First, the framers of the U.S. Constitution envisioned national defense as the priority obligation of the federal government. The first power granted to the president in Article 2 is “Commander-in-Chief of the Armies and Navies of the United States, and of the Militias of the Several States.” Of the 17 powers granted to Congress in Article 1, six relate specifically to defense, and the Constitution grants Congress the full range of authorities necessary to establish the defense of the nation (as it was then understood).
The other powers granted to Congress are permissive in nature; Congress can choose to exercise them or not. But the federal government is constitutionally obligated to defend the nation. Article 4, Section 4 states that the “United States shall guarantee to every State a republican form of government and shall protect each of them against invasion.”
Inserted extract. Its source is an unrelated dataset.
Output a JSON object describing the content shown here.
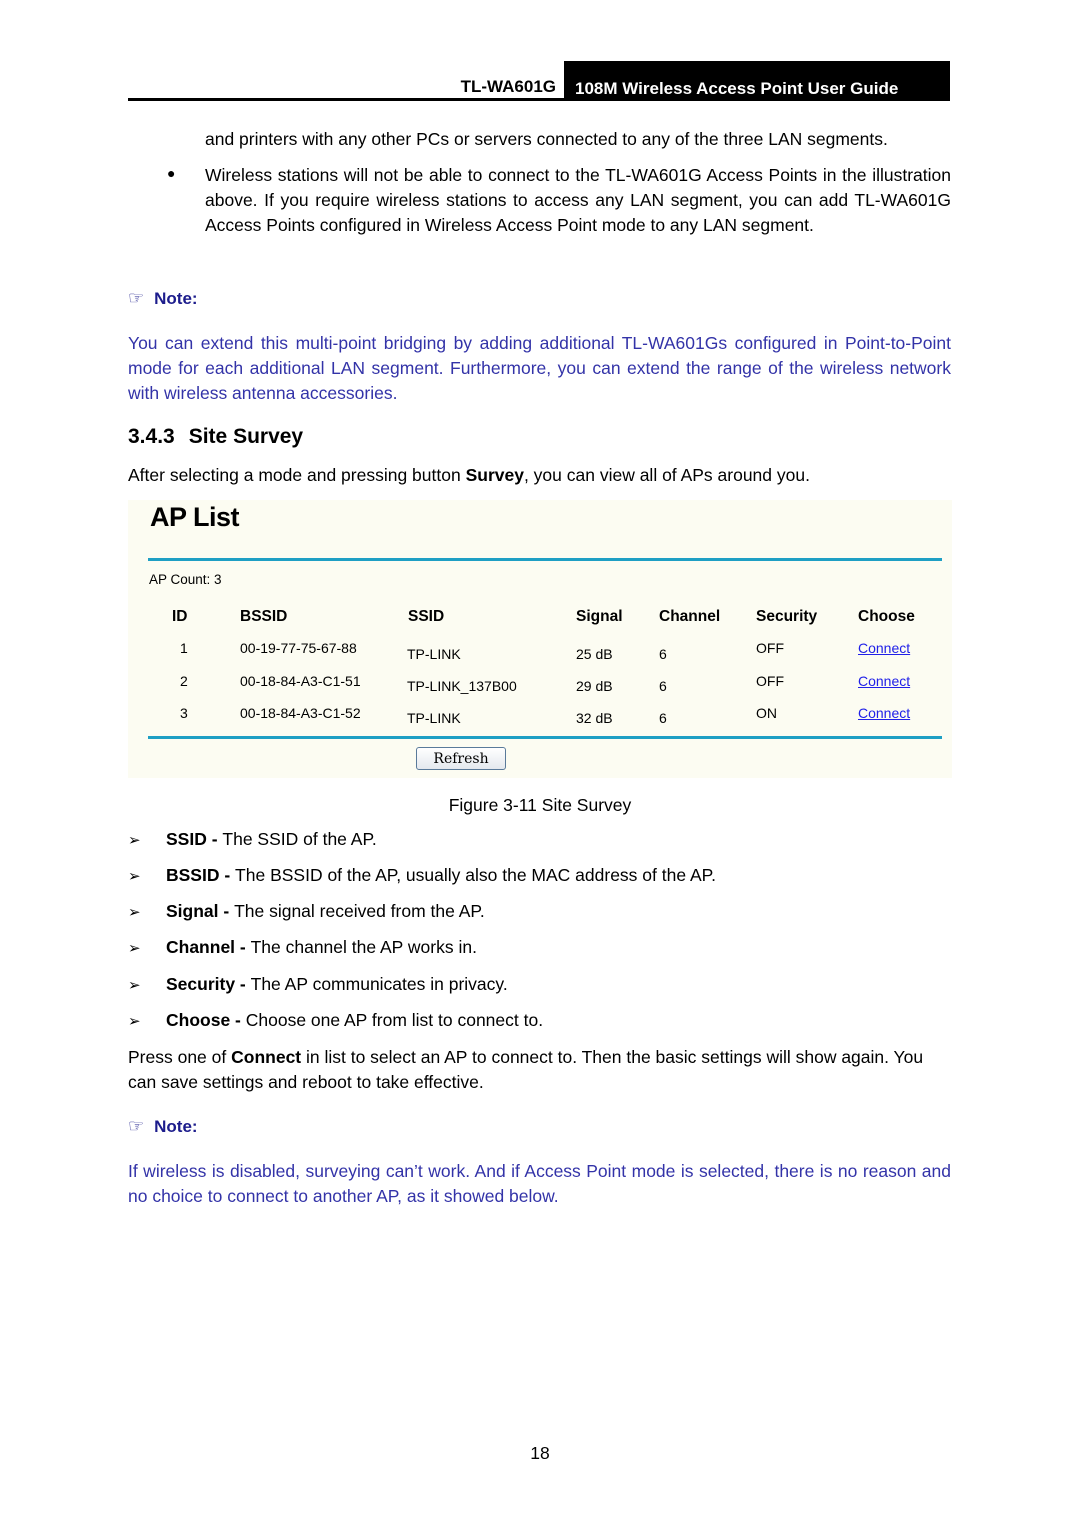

I’m quite sympathetic to this argument. Further, Mr. Talent notes that the recapitalization of our forces could easily be funded with the unspent monies from the so-called “stimulus” (which was really nothing more than a bail-out of state social welfare programs, with some bonus pork thrown to traditional Democrat allies).
Congress could reverse the decline in military capability simply by capturing the unspent portion of the stimulus package and spending it judiciously on modernization over the next five years. As the panel report demonstrated, it is possible to marshal a strong bipartisan consensus for such an effort.
The problem is not budgetary. The problem is getting our government leaders to focus on the vital connections between strength, prosperity, and freedom. The best and cheapest way to protect American security is to sustain American power at a level that reduces risk, encourages global economic growth, and deters the wars that cost America so much in lives and treasure.
The elegance of this approach is that it would have the twofold benefit of first, restoring our forces material strength, and secondly, acting as true stimulus spending. Buying real, tangible equipment means manufacturing, which means good jobs in a wide variety of Congressional districts. That money gets spent in those communities. And that helps the local economies, and the economy as a whole.
I don’t support defense spending as a means of stimulating the economy. But I’m more than happy to tout that benefit of defense spending.
So how do I square this stance with my call below to axe several high profile programs? That’s simple. Defense dollars will always be limited. And I do not believe these programs provide a sufficient return on investment, if you will. I do not think they are the best way procurement dollars can be spent. Each of these programs are the legacy of the “transformational” school of thought that envisioned fighting a “Desert Storm Redux” and posited that would could fight those wars even cheaper by further leveraging our technological edge. Well, I certainly don’t want to sacrifice our edge, but there is a lesson that the Soviets knew that we should never forget- quantity has a quality all its own. There is simply too much land, sea and sky for our forces to cover if we maintain such a small number of platforms. The Navy, the strategic service of our nation, is already far, far too small. The Air Force is hurting badly. The Marines are still searching for relevancy in Afghanistan, when they should be focused on being America’s door-kickers, and strategic reserve. The Army, ironically, is probably in the best material shape, despite having borne the brunt of fighting in two wars the last 10 years.